I would suggest that Allan's memory is playing tricks on him. According to his account, his only intervention in the debate on republicanism was to "question to validity of the last phrase, 'free from all vestiges of feudalism'". If he thinks carefully, he might recall also arguing that while he would prefer the Campaign for a Federal Republic's term 'modern democratic republic' to be replaced with 'workers' republic', he could live with the alternative, 'socialist republic'. I particularly remember him saying this because I immediately backed him up.

It would, though, be utterly disingenuous of Allan to deny that, once this debate got underway, all his associates piled in alongside everyone else behind the criticism of this term.
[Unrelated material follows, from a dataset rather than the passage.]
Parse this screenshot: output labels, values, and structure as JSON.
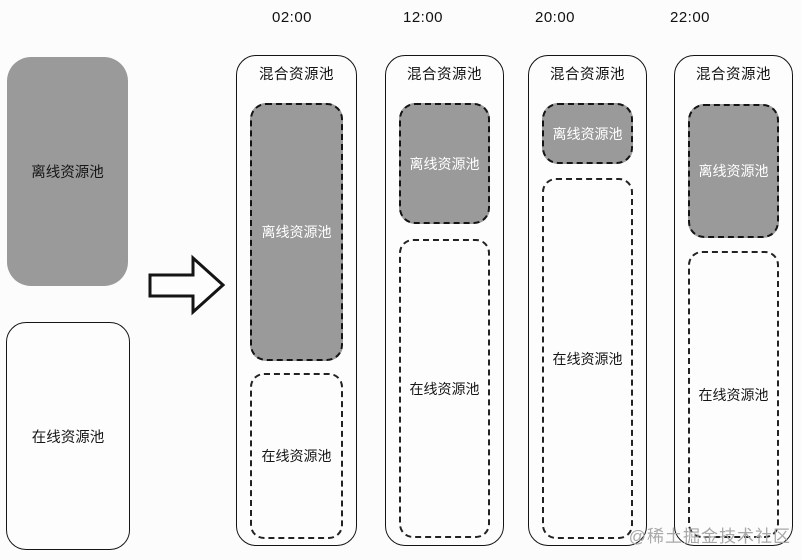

While I would argue that the situation is more complicated where the CPGB are concerned, the CFR interpret both the 'federal republic' and 'democratic republic' as bourgeois republics.

As is made clear on page 54 of the Communist Tendency's programme, Allan agrees with the position set out in State and revolution that it is sheer fantasy to suppose that communists simply want quantitative, or even qualitative, increases in democracy - a position confined (according to Lenin) to 'petty bourgeois opportunists'.

Although Allan agrees with me on these key points, he protests that, had members of the Glasgow Marxist Forum raised no objections to the RCN committing itself to a "slave-holders' republic", he would have happily endorsed the CFR position! Allan argues that it would have been a "very shallow political victory" for the Republicans formerly known as Red to have used their numerical strength to achieve a so-called political ambush of the CFR. I am beginning to sense that the RCN might have been cobbled together around an unprincipled non-aggression pact: in return for granting Allan the right to veto the RCN's embracing "international socialism", Mary, Nick Clarke and Dave Craig were given leave to lumber the lot of us with their Stalinist stages theory.

For the record, I honestly thought that Mary and Nick voted to replace the term 'modern democratic republic' with 'genuinely democratic workers' republic' because everyone else had mustered arguments that finally convinced them. If they remained unconvinced, then they ought to have had the guts to vote against. That is what I would have done.